Once instituted, the CBM review proceeded normally. Securus filed a response, Global Tel*Link filed a reply, and an oral hearing was held in front of the PTAB. The parties were awaiting a final written decision, but instead received a sua sponte reconsideration from the PTAB on November 15, 2016, that terminated the review. In that decision, the PTAB reconsidered the '222 patent, and two out of the three judges on the panel determined that it does not claim a covered business method. A third judge dissented. Specifically, the majority cited to Blue Calypso, LLC v. Groupon, Inc., 815 F.3d 1331 (Fed. Cir. 2016), which was decided in the months between institution and reconsideration. According the majority, the Federal Circuit in Blue Calypso found that in cases where a covered business method was not claimed, nothing explicitly or inherently financial was found in the claim language. The majority found that "the '222 patent discloses certain financial embodiments that may be used tangentially with the challenged claims, but there is nothing in the claims that necessitates the financial embodiments."

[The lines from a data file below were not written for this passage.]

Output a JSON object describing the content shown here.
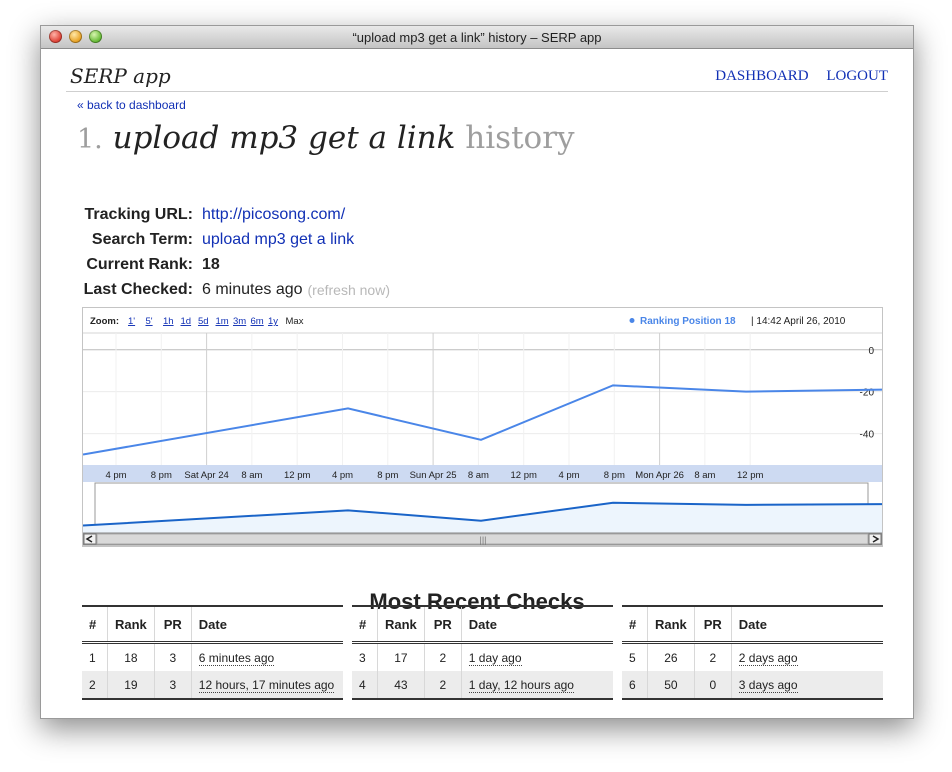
{
  "window": {
    "title": "“upload mp3 get a link” history – SERP app"
  },
  "nav": {
    "brand": "SERP app",
    "dashboard": "DASHBOARD",
    "logout": "LOGOUT",
    "back": "« back to dashboard"
  },
  "heading": {
    "number": "1.",
    "query": "upload mp3 get a link",
    "suffix": "history"
  },
  "info": {
    "tracking_label": "Tracking URL:",
    "tracking_value": "http://picosong.com/",
    "term_label": "Search Term:",
    "term_value": "upload mp3 get a link",
    "rank_label": "Current Rank:",
    "rank_value": "18",
    "checked_label": "Last Checked:",
    "checked_value": "6 minutes ago",
    "refresh": "(refresh now)"
  },
  "chart": {
    "zoom_label": "Zoom:",
    "zoom_options": [
      "1'",
      "5'",
      "1h",
      "1d",
      "5d",
      "1m",
      "3m",
      "6m",
      "1y",
      "Max"
    ],
    "legend_series": "Ranking Position 18",
    "legend_time": "| 14:42 April 26, 2010",
    "series_color": "#4a86e8",
    "nav_color": "#1a64c8"
  },
  "chart_data": {
    "type": "line",
    "y_ticks": [
      0,
      -20,
      -40
    ],
    "ylim": [
      -55,
      8
    ],
    "x_labels": [
      "4 pm",
      "8 pm",
      "Sat Apr 24",
      "8 am",
      "12 pm",
      "4 pm",
      "8 pm",
      "Sun Apr 25",
      "8 am",
      "12 pm",
      "4 pm",
      "8 pm",
      "Mon Apr 26",
      "8 am",
      "12 pm"
    ],
    "series": [
      {
        "name": "Ranking Position",
        "values": [
          -50,
          -28,
          -43,
          -17,
          -20,
          -19
        ]
      }
    ]
  },
  "recent": {
    "title": "Most Recent Checks",
    "headers": [
      "#",
      "Rank",
      "PR",
      "Date"
    ],
    "tables": [
      {
        "rows": [
          {
            "n": "1",
            "rank": "18",
            "pr": "3",
            "date": "6 minutes ago"
          },
          {
            "n": "2",
            "rank": "19",
            "pr": "3",
            "date": "12 hours, 17 minutes ago"
          }
        ]
      },
      {
        "rows": [
          {
            "n": "3",
            "rank": "17",
            "pr": "2",
            "date": "1 day ago"
          },
          {
            "n": "4",
            "rank": "43",
            "pr": "2",
            "date": "1 day, 12 hours ago"
          }
        ]
      },
      {
        "rows": [
          {
            "n": "5",
            "rank": "26",
            "pr": "2",
            "date": "2 days ago"
          },
          {
            "n": "6",
            "rank": "50",
            "pr": "0",
            "date": "3 days ago"
          }
        ]
      }
    ]
  }
}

The dissent found that the panel should have issued a final written decision. This would have allowed the covered business method issue to be heard on appeal. The dissent also found that Blue Calypso did not change the law for covered business methods; it just described prior cases. Lastly, the dissent found that Global Tel*Link did not have sufficient notice of the reconsideration. Had Securus moved to reconsider the institution, Global Tel*Link would have had an opportunity to argue against reconsideration, but it did not have that opportunity in this case.

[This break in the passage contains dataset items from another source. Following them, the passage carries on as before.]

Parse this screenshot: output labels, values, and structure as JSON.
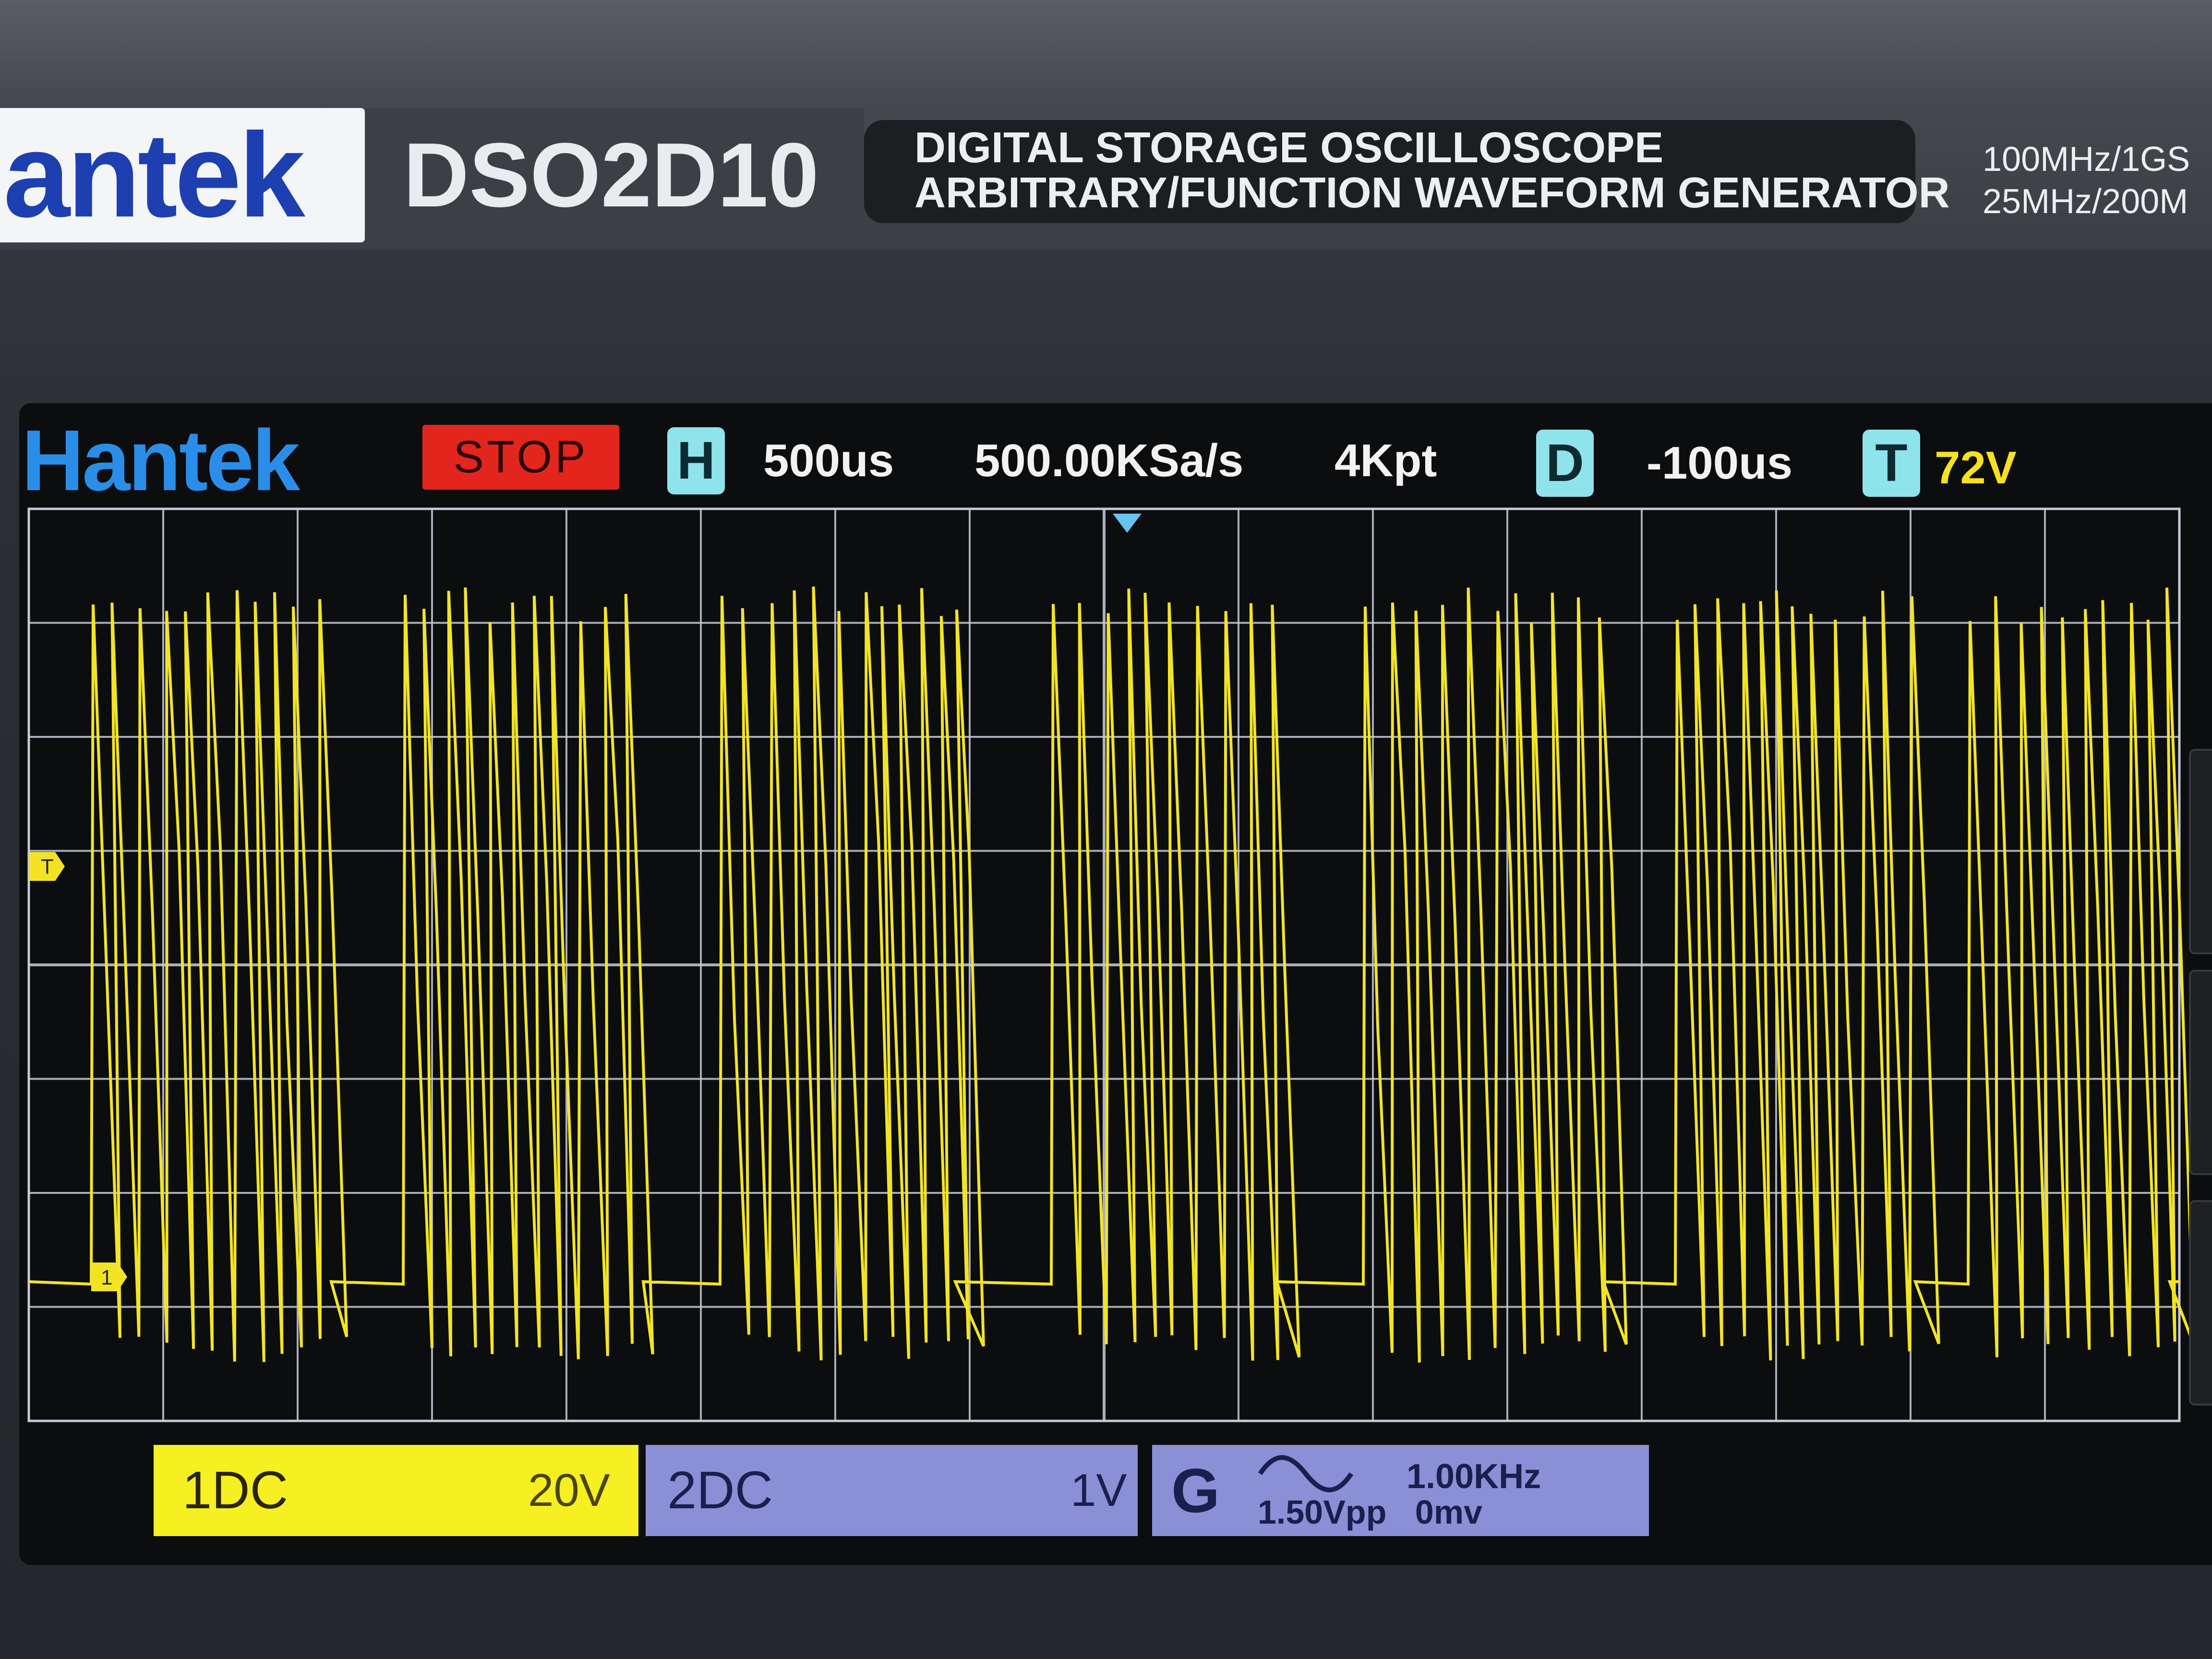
{
  "device": {
    "brand": "antek",
    "model": "DSO2D10",
    "description_line1": "DIGITAL STORAGE OSCILLOSCOPE",
    "description_line2": "ARBITRARY/FUNCTION WAVEFORM GENERATOR",
    "spec_line1": "100MHz/1GS",
    "spec_line2": "25MHz/200M"
  },
  "screen": {
    "logo": "Hantek",
    "run_state": "STOP",
    "horizontal": {
      "icon": "H",
      "timebase": "500us",
      "sample_rate": "500.00KSa/s",
      "memory_depth": "4Kpt"
    },
    "delay": {
      "icon": "D",
      "value": "-100us"
    },
    "trigger": {
      "icon": "T",
      "level": "72V"
    },
    "markers": {
      "trigger_level": "T",
      "channel1_ground": "1"
    },
    "colors": {
      "channel1": "#f2e424",
      "channel2": "#8b8fd6",
      "stop": "#e2261d",
      "grid": "#c9c9d8",
      "logo": "#2a8ee8"
    }
  },
  "status_bar": {
    "channel1": {
      "name": "1DC",
      "scale": "20V"
    },
    "channel2": {
      "name": "2DC",
      "scale": "1V"
    },
    "generator": {
      "letter": "G",
      "waveform_icon": "sine-wave-icon",
      "frequency": "1.00KHz",
      "amplitude": "1.50Vpp",
      "offset": "0mv"
    }
  }
}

Both patent owners and petitioners should keep a close eye situations where there is an intervening decision from the Federal Circuit, prior to the PTAB's issuance of a final written decision, affecting the merit of AIA trials pending before the PTAB.   This is because the PTAB can rely on reconsideration decisions in place of final written decisions. The impact of the PTAB's reliance on reconsideration decisions in place of final written decisions is significant because final written decisions can be appealed, while reconsideration decisions cannot.  In this case, the Federal Circuit decision was issued in the months between institution and reconsideration.